We had a great run. A string of sold-out shows, nine months on the road. Traveled across three continents. Up the coast, down the coast, across the pond and back again, until our ears buzzed, and sleep had become an afterthought. Venues crammed with people, their hands held aloft, singing along to our tunes. Or screaming at the top of their lungs. Or clapping off beat, maddeningly so, as folks tend to do at a live gig. Belting the lyrics out better than we did, or so it sounded at times. We were having a blast. Felt like we were on top of the fucking world, y’know, and there was no way to go but up.

And then, things went to shits.

Staying off the booze and pills was tough. Proved harder the longer the tour went on, when actual physical soreness kicked in and I was supposed to gobble the painkillers up for a reason.

It wasn’t any different from when we stayed in the studio, honestly. The five of us creating music and the odd shot of whatever was needed to keep our creative juices flowing – that’s how our best sounds came to life. And it really wasn’t different, once we started touring. Only the scale got grander, as did the stages. The music was more vivid. The energy of the crowds too infectious to keep up with without. It rings hollow now, when I say I hoped to stay clean. But no. I was guilty just as much as the rest of the lads.

It was the norm, y’know, the quick fix in the bathroom filling out the blank spaces in between being a rock band on tour. And there were a lot of those. Arriving to the new city around noon, lunch, checking out the venue, sound check, dinner, gig, packing it up, boarding the tour bus and off to the next stop. We kept ourselves busy. But you’re never too busy for some things in life. Sadly.

Things came to a head on the West Coast leg of our US tour. Albuquerque, I believe it was. There was an after-party of sorts, totally unplanned, but precipitated by a couple of dolls batting their eyelashes at our singer. Before we knew, there was a whole bunch of people backstage, about ninety percent of them strangers. And things got rowdy. As they’re bound to when there’s an over-abundance of liquor, illicit substances and young (-ish, in our case) people who don’t mind getting cozy with someone else. The rock & roll life. Our own version of it, I guess.

Was one explosive cocktail too many, turned out. A girl had an overdose. Inevitably, you might as well think. Well, to our drug-addled minds, it was anything but obvious. Perhaps there was a small voice somewhere, lodged in the deepest recess of my skull and bleating in alarm, while observing the nonsense on display. Not that any one of us fucking listened.

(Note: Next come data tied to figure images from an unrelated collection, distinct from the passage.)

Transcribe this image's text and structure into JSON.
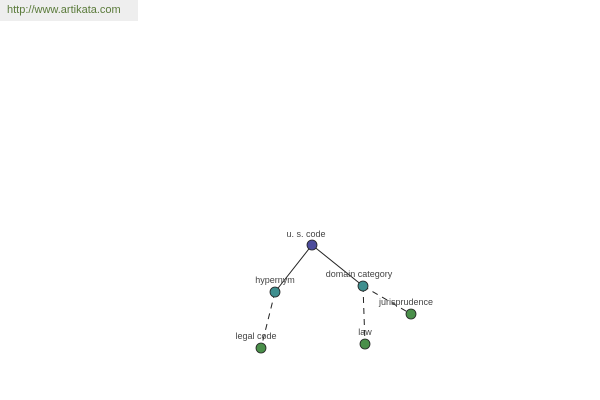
{
  "watermark": {
    "text": "http://www.artikata.com"
  },
  "graph": {
    "nodes": [
      {
        "id": "root",
        "label": "u. s. code",
        "color": "#4b4b9b"
      },
      {
        "id": "hypernym",
        "label": "hypernym",
        "color": "#3f8f8f"
      },
      {
        "id": "domain",
        "label": "domain category",
        "color": "#3f8f8f"
      },
      {
        "id": "legal",
        "label": "legal code",
        "color": "#4a8f4a"
      },
      {
        "id": "law",
        "label": "law",
        "color": "#4a8f4a"
      },
      {
        "id": "juris",
        "label": "jurisprudence",
        "color": "#4a8f4a"
      }
    ],
    "edges": [
      {
        "from": "root",
        "to": "hypernym",
        "style": "solid"
      },
      {
        "from": "root",
        "to": "domain",
        "style": "solid"
      },
      {
        "from": "hypernym",
        "to": "legal",
        "style": "dashed"
      },
      {
        "from": "domain",
        "to": "law",
        "style": "dashed"
      },
      {
        "from": "domain",
        "to": "juris",
        "style": "dashed"
      }
    ]
  }
}
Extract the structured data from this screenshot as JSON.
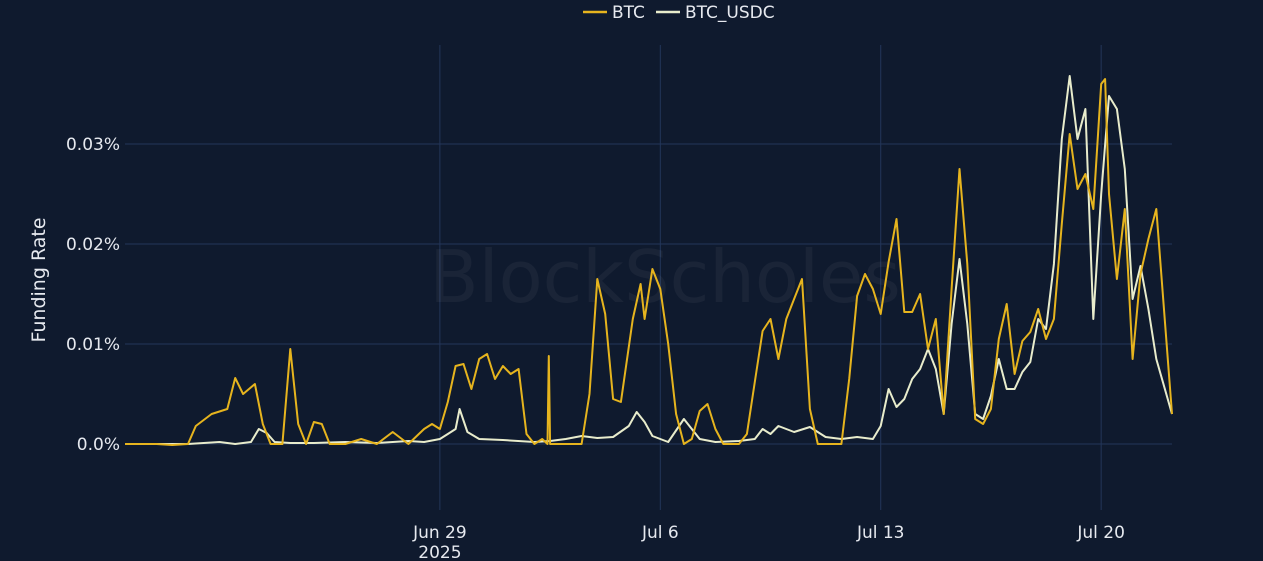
{
  "chart_data": {
    "type": "line",
    "ylabel": "Funding Rate",
    "y_unit": "%",
    "yticks": [
      {
        "value": 0.0,
        "label": "0.0%"
      },
      {
        "value": 0.01,
        "label": "0.01%"
      },
      {
        "value": 0.02,
        "label": "0.02%"
      },
      {
        "value": 0.03,
        "label": "0.03%"
      }
    ],
    "ylim": [
      -0.0066,
      0.0399
    ],
    "xlim": [
      "2025-06-19",
      "2025-07-22T06:00"
    ],
    "xticks": [
      {
        "date": "2025-06-29",
        "label": "Jun 29",
        "sublabel": "2025"
      },
      {
        "date": "2025-07-06",
        "label": "Jul 6",
        "sublabel": ""
      },
      {
        "date": "2025-07-13",
        "label": "Jul 13",
        "sublabel": ""
      },
      {
        "date": "2025-07-20",
        "label": "Jul 20",
        "sublabel": ""
      }
    ],
    "grid": true,
    "legend_position": "top-center",
    "watermark": "BlockScholes",
    "series": [
      {
        "name": "BTC",
        "color": "#e6b41e",
        "points": [
          [
            "2025-06-19T00:00",
            0.0
          ],
          [
            "2025-06-20T00:00",
            0.0
          ],
          [
            "2025-06-20T12:00",
            -0.0001
          ],
          [
            "2025-06-21T00:00",
            0.0
          ],
          [
            "2025-06-21T06:00",
            0.0018
          ],
          [
            "2025-06-21T18:00",
            0.003
          ],
          [
            "2025-06-22T06:00",
            0.0035
          ],
          [
            "2025-06-22T12:00",
            0.0066
          ],
          [
            "2025-06-22T18:00",
            0.005
          ],
          [
            "2025-06-23T03:00",
            0.006
          ],
          [
            "2025-06-23T09:00",
            0.002
          ],
          [
            "2025-06-23T15:00",
            0.0
          ],
          [
            "2025-06-24T00:00",
            0.0
          ],
          [
            "2025-06-24T06:00",
            0.0095
          ],
          [
            "2025-06-24T12:00",
            0.002
          ],
          [
            "2025-06-24T18:00",
            0.0
          ],
          [
            "2025-06-25T00:00",
            0.0022
          ],
          [
            "2025-06-25T06:00",
            0.002
          ],
          [
            "2025-06-25T12:00",
            0.0
          ],
          [
            "2025-06-26T00:00",
            0.0
          ],
          [
            "2025-06-26T12:00",
            0.0005
          ],
          [
            "2025-06-27T00:00",
            0.0
          ],
          [
            "2025-06-27T12:00",
            0.0012
          ],
          [
            "2025-06-28T00:00",
            0.0
          ],
          [
            "2025-06-28T12:00",
            0.0015
          ],
          [
            "2025-06-28T18:00",
            0.002
          ],
          [
            "2025-06-29T00:00",
            0.0015
          ],
          [
            "2025-06-29T06:00",
            0.0042
          ],
          [
            "2025-06-29T12:00",
            0.0078
          ],
          [
            "2025-06-29T18:00",
            0.008
          ],
          [
            "2025-06-30T00:00",
            0.0055
          ],
          [
            "2025-06-30T06:00",
            0.0085
          ],
          [
            "2025-06-30T12:00",
            0.009
          ],
          [
            "2025-06-30T18:00",
            0.0065
          ],
          [
            "2025-07-01T00:00",
            0.0078
          ],
          [
            "2025-07-01T06:00",
            0.007
          ],
          [
            "2025-07-01T12:00",
            0.0075
          ],
          [
            "2025-07-01T18:00",
            0.001
          ],
          [
            "2025-07-02T00:00",
            0.0
          ],
          [
            "2025-07-02T06:00",
            0.0005
          ],
          [
            "2025-07-02T10:00",
            0.0
          ],
          [
            "2025-07-02T11:00",
            0.0088
          ],
          [
            "2025-07-02T12:00",
            0.0
          ],
          [
            "2025-07-03T00:00",
            0.0
          ],
          [
            "2025-07-03T12:00",
            0.0
          ],
          [
            "2025-07-03T18:00",
            0.005
          ],
          [
            "2025-07-04T00:00",
            0.0165
          ],
          [
            "2025-07-04T06:00",
            0.013
          ],
          [
            "2025-07-04T12:00",
            0.0045
          ],
          [
            "2025-07-04T18:00",
            0.0042
          ],
          [
            "2025-07-05T03:00",
            0.0125
          ],
          [
            "2025-07-05T09:00",
            0.016
          ],
          [
            "2025-07-05T12:00",
            0.0125
          ],
          [
            "2025-07-05T18:00",
            0.0175
          ],
          [
            "2025-07-06T00:00",
            0.0155
          ],
          [
            "2025-07-06T06:00",
            0.01
          ],
          [
            "2025-07-06T12:00",
            0.003
          ],
          [
            "2025-07-06T18:00",
            0.0
          ],
          [
            "2025-07-07T00:00",
            0.0005
          ],
          [
            "2025-07-07T06:00",
            0.0033
          ],
          [
            "2025-07-07T12:00",
            0.004
          ],
          [
            "2025-07-07T18:00",
            0.0015
          ],
          [
            "2025-07-08T00:00",
            0.0
          ],
          [
            "2025-07-08T06:00",
            0.0
          ],
          [
            "2025-07-08T12:00",
            0.0
          ],
          [
            "2025-07-08T18:00",
            0.001
          ],
          [
            "2025-07-09T00:00",
            0.0062
          ],
          [
            "2025-07-09T06:00",
            0.0113
          ],
          [
            "2025-07-09T12:00",
            0.0125
          ],
          [
            "2025-07-09T18:00",
            0.0085
          ],
          [
            "2025-07-10T00:00",
            0.0125
          ],
          [
            "2025-07-10T06:00",
            0.0145
          ],
          [
            "2025-07-10T12:00",
            0.0165
          ],
          [
            "2025-07-10T18:00",
            0.0035
          ],
          [
            "2025-07-11T00:00",
            0.0
          ],
          [
            "2025-07-11T06:00",
            0.0
          ],
          [
            "2025-07-11T18:00",
            0.0
          ],
          [
            "2025-07-12T00:00",
            0.0065
          ],
          [
            "2025-07-12T06:00",
            0.0148
          ],
          [
            "2025-07-12T12:00",
            0.017
          ],
          [
            "2025-07-12T18:00",
            0.0155
          ],
          [
            "2025-07-13T00:00",
            0.013
          ],
          [
            "2025-07-13T06:00",
            0.0182
          ],
          [
            "2025-07-13T12:00",
            0.0225
          ],
          [
            "2025-07-13T18:00",
            0.0132
          ],
          [
            "2025-07-14T00:00",
            0.0132
          ],
          [
            "2025-07-14T06:00",
            0.015
          ],
          [
            "2025-07-14T12:00",
            0.0095
          ],
          [
            "2025-07-14T18:00",
            0.0125
          ],
          [
            "2025-07-15T00:00",
            0.003
          ],
          [
            "2025-07-15T06:00",
            0.0155
          ],
          [
            "2025-07-15T12:00",
            0.0275
          ],
          [
            "2025-07-15T18:00",
            0.018
          ],
          [
            "2025-07-16T00:00",
            0.0025
          ],
          [
            "2025-07-16T06:00",
            0.002
          ],
          [
            "2025-07-16T12:00",
            0.0035
          ],
          [
            "2025-07-16T18:00",
            0.0105
          ],
          [
            "2025-07-17T00:00",
            0.014
          ],
          [
            "2025-07-17T06:00",
            0.007
          ],
          [
            "2025-07-17T12:00",
            0.0103
          ],
          [
            "2025-07-17T18:00",
            0.0112
          ],
          [
            "2025-07-18T00:00",
            0.0135
          ],
          [
            "2025-07-18T06:00",
            0.0105
          ],
          [
            "2025-07-18T12:00",
            0.0125
          ],
          [
            "2025-07-18T18:00",
            0.022
          ],
          [
            "2025-07-19T00:00",
            0.031
          ],
          [
            "2025-07-19T06:00",
            0.0255
          ],
          [
            "2025-07-19T12:00",
            0.027
          ],
          [
            "2025-07-19T18:00",
            0.0235
          ],
          [
            "2025-07-20T00:00",
            0.036
          ],
          [
            "2025-07-20T03:00",
            0.0365
          ],
          [
            "2025-07-20T06:00",
            0.025
          ],
          [
            "2025-07-20T12:00",
            0.0165
          ],
          [
            "2025-07-20T18:00",
            0.0235
          ],
          [
            "2025-07-21T00:00",
            0.0085
          ],
          [
            "2025-07-21T06:00",
            0.017
          ],
          [
            "2025-07-21T12:00",
            0.0205
          ],
          [
            "2025-07-21T18:00",
            0.0235
          ],
          [
            "2025-07-22T06:00",
            0.003
          ]
        ]
      },
      {
        "name": "BTC_USDC",
        "color": "#e8eccc",
        "points": [
          [
            "2025-06-19T00:00",
            0.0
          ],
          [
            "2025-06-20T00:00",
            0.0
          ],
          [
            "2025-06-21T00:00",
            0.0
          ],
          [
            "2025-06-21T12:00",
            0.0001
          ],
          [
            "2025-06-22T00:00",
            0.0002
          ],
          [
            "2025-06-22T12:00",
            0.0
          ],
          [
            "2025-06-23T00:00",
            0.0002
          ],
          [
            "2025-06-23T06:00",
            0.0015
          ],
          [
            "2025-06-23T12:00",
            0.0011
          ],
          [
            "2025-06-23T18:00",
            0.0002
          ],
          [
            "2025-06-24T06:00",
            0.0001
          ],
          [
            "2025-06-25T00:00",
            0.0001
          ],
          [
            "2025-06-26T00:00",
            0.0002
          ],
          [
            "2025-06-27T00:00",
            0.0001
          ],
          [
            "2025-06-28T00:00",
            0.0003
          ],
          [
            "2025-06-28T12:00",
            0.0002
          ],
          [
            "2025-06-29T00:00",
            0.0005
          ],
          [
            "2025-06-29T06:00",
            0.001
          ],
          [
            "2025-06-29T12:00",
            0.0015
          ],
          [
            "2025-06-29T15:00",
            0.0035
          ],
          [
            "2025-06-29T21:00",
            0.0012
          ],
          [
            "2025-06-30T06:00",
            0.0005
          ],
          [
            "2025-07-01T00:00",
            0.0004
          ],
          [
            "2025-07-02T00:00",
            0.0002
          ],
          [
            "2025-07-02T12:00",
            0.0003
          ],
          [
            "2025-07-03T00:00",
            0.0005
          ],
          [
            "2025-07-03T12:00",
            0.0008
          ],
          [
            "2025-07-04T00:00",
            0.0006
          ],
          [
            "2025-07-04T12:00",
            0.0007
          ],
          [
            "2025-07-05T00:00",
            0.0018
          ],
          [
            "2025-07-05T06:00",
            0.0032
          ],
          [
            "2025-07-05T12:00",
            0.0022
          ],
          [
            "2025-07-05T18:00",
            0.0008
          ],
          [
            "2025-07-06T06:00",
            0.0002
          ],
          [
            "2025-07-06T18:00",
            0.0025
          ],
          [
            "2025-07-07T06:00",
            0.0005
          ],
          [
            "2025-07-07T18:00",
            0.0002
          ],
          [
            "2025-07-08T12:00",
            0.0003
          ],
          [
            "2025-07-09T00:00",
            0.0005
          ],
          [
            "2025-07-09T06:00",
            0.0015
          ],
          [
            "2025-07-09T12:00",
            0.001
          ],
          [
            "2025-07-09T18:00",
            0.0018
          ],
          [
            "2025-07-10T06:00",
            0.0012
          ],
          [
            "2025-07-10T18:00",
            0.0017
          ],
          [
            "2025-07-11T06:00",
            0.0007
          ],
          [
            "2025-07-11T18:00",
            0.0005
          ],
          [
            "2025-07-12T06:00",
            0.0007
          ],
          [
            "2025-07-12T18:00",
            0.0005
          ],
          [
            "2025-07-13T00:00",
            0.0018
          ],
          [
            "2025-07-13T06:00",
            0.0055
          ],
          [
            "2025-07-13T12:00",
            0.0037
          ],
          [
            "2025-07-13T18:00",
            0.0045
          ],
          [
            "2025-07-14T00:00",
            0.0065
          ],
          [
            "2025-07-14T06:00",
            0.0075
          ],
          [
            "2025-07-14T12:00",
            0.0095
          ],
          [
            "2025-07-14T18:00",
            0.0075
          ],
          [
            "2025-07-15T00:00",
            0.003
          ],
          [
            "2025-07-15T06:00",
            0.012
          ],
          [
            "2025-07-15T12:00",
            0.0185
          ],
          [
            "2025-07-15T18:00",
            0.012
          ],
          [
            "2025-07-16T00:00",
            0.003
          ],
          [
            "2025-07-16T06:00",
            0.0025
          ],
          [
            "2025-07-16T12:00",
            0.0048
          ],
          [
            "2025-07-16T18:00",
            0.0085
          ],
          [
            "2025-07-17T00:00",
            0.0055
          ],
          [
            "2025-07-17T06:00",
            0.0055
          ],
          [
            "2025-07-17T12:00",
            0.0072
          ],
          [
            "2025-07-17T18:00",
            0.0082
          ],
          [
            "2025-07-18T00:00",
            0.0125
          ],
          [
            "2025-07-18T06:00",
            0.0115
          ],
          [
            "2025-07-18T12:00",
            0.018
          ],
          [
            "2025-07-18T18:00",
            0.0305
          ],
          [
            "2025-07-19T00:00",
            0.0368
          ],
          [
            "2025-07-19T06:00",
            0.0305
          ],
          [
            "2025-07-19T12:00",
            0.0335
          ],
          [
            "2025-07-19T18:00",
            0.0125
          ],
          [
            "2025-07-20T00:00",
            0.025
          ],
          [
            "2025-07-20T06:00",
            0.0348
          ],
          [
            "2025-07-20T12:00",
            0.0335
          ],
          [
            "2025-07-20T18:00",
            0.0275
          ],
          [
            "2025-07-21T00:00",
            0.0145
          ],
          [
            "2025-07-21T06:00",
            0.0178
          ],
          [
            "2025-07-21T12:00",
            0.0135
          ],
          [
            "2025-07-21T18:00",
            0.0085
          ],
          [
            "2025-07-22T06:00",
            0.003
          ]
        ]
      }
    ]
  }
}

If the sirens of an ambulance are not sobering enough, the night spent in a cold cell coming to grips with the death of a nineteen-year-old sure is. Then again, I’m not entirely sure all of us understood just how deep up the creek we found ourselves. The realization took some time to hit home, I think.

Our band never quite recovered.

We had our run. Lasted nine glorious months in all. Too short? Or too long? I keep reliving them like they’re condensed into one Groundhog Day, destined to repeat ad nauseam. Thinking about what could have been, if only our minds had been clearer. Trying to remember when it ceased to be about music, doing a gig for fun, and became a festival of self-indulgence. The answers elude me.

It wasn’t only the music that we lost.